The markets have already priced in the quantitative easing that the European Central Bank is expected to do next week and he doesn’t think it will be very powerful, David Malpass, president of Encima Global, told CNBC Wednesday.
Therefore, he believes the markets are entering a phase of global rebalancing.
“People will get tired of just being in the U.S. and will take a look at some of the emerging markets, oil, the euro and so on,” Malpass said in an interview with “Closing Bell.”
David Hale, chairman of David Hale Global Economics, agrees the market has been discounting the anticipated QE for several weeks.
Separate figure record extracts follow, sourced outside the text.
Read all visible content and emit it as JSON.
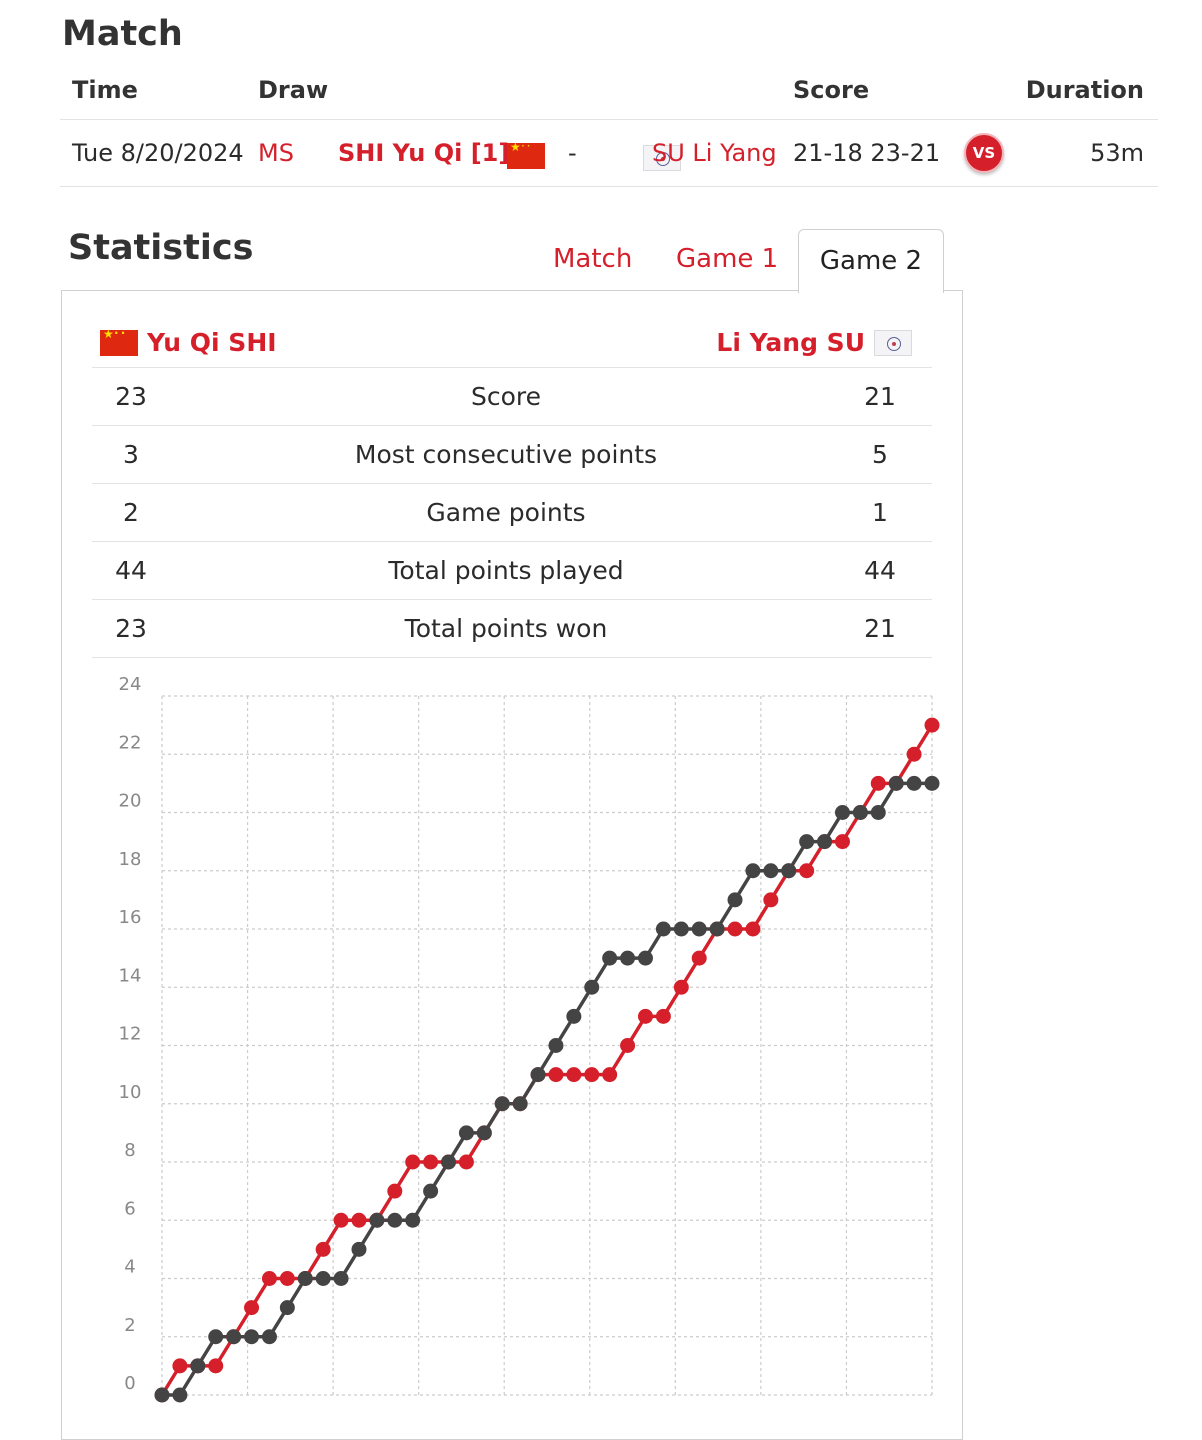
{
  "match": {
    "title": "Match",
    "headers": {
      "time": "Time",
      "draw": "Draw",
      "score": "Score",
      "duration": "Duration"
    },
    "row": {
      "time": "Tue 8/20/2024",
      "draw": "MS",
      "player1": "SHI Yu Qi [1]",
      "separator": "-",
      "player2": "SU Li Yang",
      "score": "21-18 23-21",
      "vs_label": "VS",
      "duration": "53m"
    }
  },
  "statistics": {
    "title": "Statistics",
    "tabs": [
      {
        "label": "Match",
        "active": false
      },
      {
        "label": "Game 1",
        "active": false
      },
      {
        "label": "Game 2",
        "active": true
      }
    ],
    "player1": "Yu Qi SHI",
    "player2": "Li Yang SU",
    "rows": [
      {
        "label": "Score",
        "p1": "23",
        "p2": "21"
      },
      {
        "label": "Most consecutive points",
        "p1": "3",
        "p2": "5"
      },
      {
        "label": "Game points",
        "p1": "2",
        "p2": "1"
      },
      {
        "label": "Total points played",
        "p1": "44",
        "p2": "44"
      },
      {
        "label": "Total points won",
        "p1": "23",
        "p2": "21"
      }
    ]
  },
  "colors": {
    "accent": "#d5202b",
    "series_dark": "#444444",
    "grid": "#cccccc"
  },
  "chart_data": {
    "type": "line",
    "ylim": [
      0,
      24
    ],
    "y_ticks": [
      0,
      2,
      4,
      6,
      8,
      10,
      12,
      14,
      16,
      18,
      20,
      22,
      24
    ],
    "grid": true,
    "series": [
      {
        "color": "#d5202b",
        "values": [
          0,
          1,
          1,
          1,
          2,
          3,
          4,
          4,
          4,
          5,
          6,
          6,
          6,
          7,
          8,
          8,
          8,
          8,
          9,
          10,
          10,
          11,
          11,
          11,
          11,
          11,
          12,
          13,
          13,
          14,
          15,
          16,
          16,
          16,
          17,
          18,
          18,
          19,
          19,
          20,
          21,
          21,
          22,
          23
        ]
      },
      {
        "color": "#444444",
        "values": [
          0,
          0,
          1,
          2,
          2,
          2,
          2,
          3,
          4,
          4,
          4,
          5,
          6,
          6,
          6,
          7,
          8,
          9,
          9,
          10,
          10,
          11,
          12,
          13,
          14,
          15,
          15,
          15,
          16,
          16,
          16,
          16,
          17,
          18,
          18,
          18,
          19,
          19,
          20,
          20,
          20,
          21,
          21,
          21
        ]
      }
    ]
  }
}
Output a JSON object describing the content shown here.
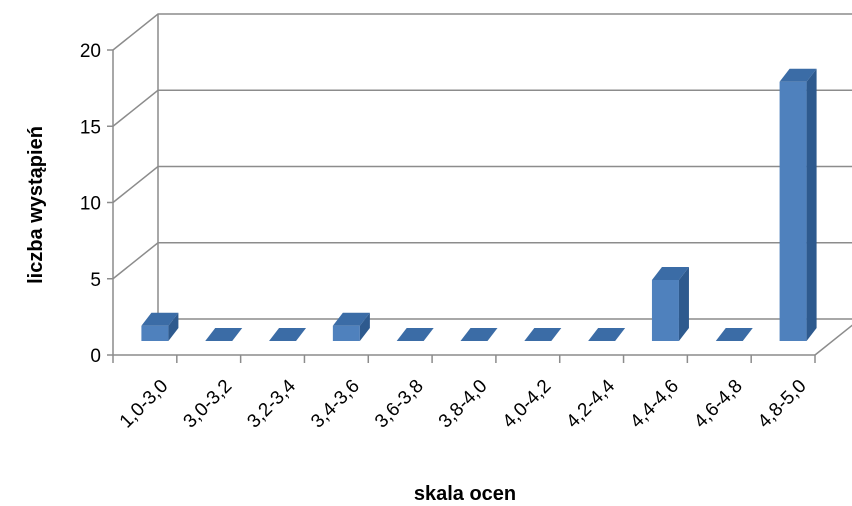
{
  "chart_data": {
    "type": "bar",
    "title": "",
    "xlabel": "skala ocen",
    "ylabel": "liczba wystąpień",
    "categories": [
      "1,0-3,0",
      "3,0-3,2",
      "3,2-3,4",
      "3,4-3,6",
      "3,6-3,8",
      "3,8-4,0",
      "4,0-4,2",
      "4,2-4,4",
      "4,4-4,6",
      "4,6-4,8",
      "4,8-5,0"
    ],
    "values": [
      1,
      0,
      0,
      1,
      0,
      0,
      0,
      0,
      4,
      0,
      17
    ],
    "ylim": [
      0,
      20
    ],
    "yticks": [
      "0",
      "5",
      "10",
      "15",
      "20"
    ],
    "grid": true,
    "style": "3d-column",
    "colors": {
      "bar_front": "#4F81BD",
      "bar_side": "#2E5A8E",
      "bar_top": "#3B6CA6",
      "grid": "#8C8C8C"
    }
  }
}
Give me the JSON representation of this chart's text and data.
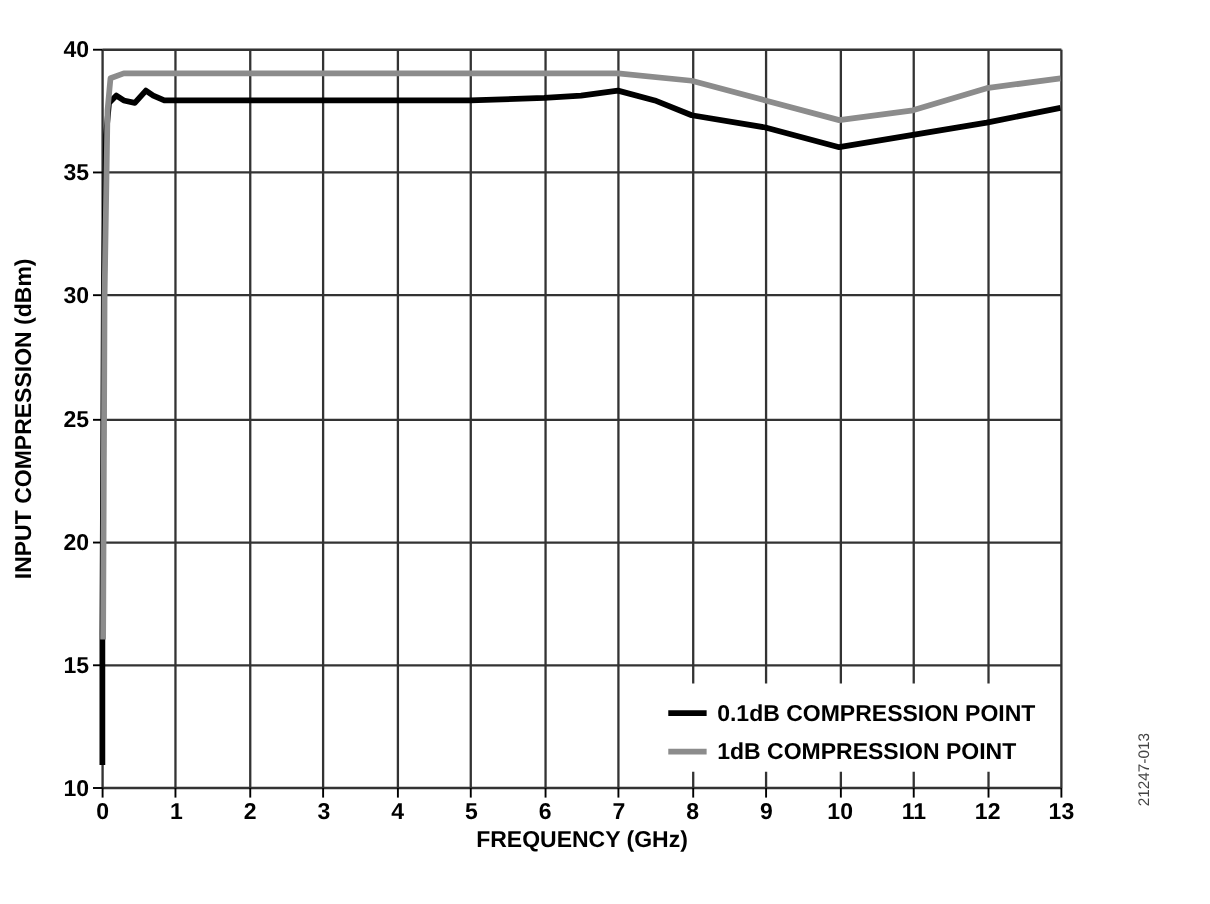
{
  "chart_data": {
    "type": "line",
    "xlabel": "FREQUENCY (GHz)",
    "ylabel": "INPUT COMPRESSION (dBm)",
    "xlim": [
      0,
      13
    ],
    "ylim": [
      10,
      40
    ],
    "xticks": [
      0,
      1,
      2,
      3,
      4,
      5,
      6,
      7,
      8,
      9,
      10,
      11,
      12,
      13
    ],
    "yticks": [
      10,
      15,
      20,
      25,
      30,
      35,
      40
    ],
    "grid": true,
    "legend": "bottom right",
    "line_style": "solid",
    "marker": "none",
    "series": [
      {
        "name": "0.1dB COMPRESSION POINT",
        "color": "#000000",
        "x": [
          0.01,
          0.01,
          0.03,
          0.06,
          0.1,
          0.2,
          0.3,
          0.45,
          0.6,
          0.7,
          0.85,
          1,
          2,
          3,
          4,
          5,
          6,
          6.5,
          7,
          7.5,
          8,
          9,
          10,
          11,
          12,
          13
        ],
        "values": [
          10.9,
          16.2,
          30,
          36.5,
          37.8,
          38.1,
          37.9,
          37.8,
          38.3,
          38.1,
          37.9,
          37.9,
          37.9,
          37.9,
          37.9,
          37.9,
          38.0,
          38.1,
          38.3,
          37.9,
          37.3,
          36.8,
          36.0,
          36.5,
          37.0,
          37.6
        ]
      },
      {
        "name": "1dB COMPRESSION POINT",
        "color": "#8c8c8c",
        "x": [
          0.02,
          0.04,
          0.08,
          0.12,
          0.3,
          1,
          2,
          3,
          4,
          5,
          6,
          7,
          8,
          9,
          10,
          11,
          12,
          13
        ],
        "values": [
          16.0,
          30,
          37.5,
          38.8,
          39.0,
          39.0,
          39.0,
          39.0,
          39.0,
          39.0,
          39.0,
          39.0,
          38.7,
          37.9,
          37.1,
          37.5,
          38.4,
          38.8
        ]
      }
    ],
    "annotations": [
      "21247-013"
    ]
  }
}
“Bond yields in Europe are at record low levels. Leaving aside the last few days, stock markets have been resilient. So I do think the expectation of this happening is now broadly in the market because of both comments by [ECB President Mario] Draghi and other members of the monetary policy council.”
Hale expects a “decent” amount of QE but said he doesn’t think it will work well enough to be stimulative.
“The bond yields are already low, and remember the ECB is going to finance all those bond purchases with bank financing,” he said. “In the U.S., 18 percent of bank assets are stuck at the Fed, dead money. So it’s not really a good move for Europe that’s going to cause stimulus.”
Malpass thinks the stimulus will be $500 billion euros.
“The primary impact will come through a falling currency,” he said.
He thinks the euro could drop to 1.1 against the U.S. dollar and “if things get bad enough going out six months or nine months, it might even be parity with the U.S. dollar.”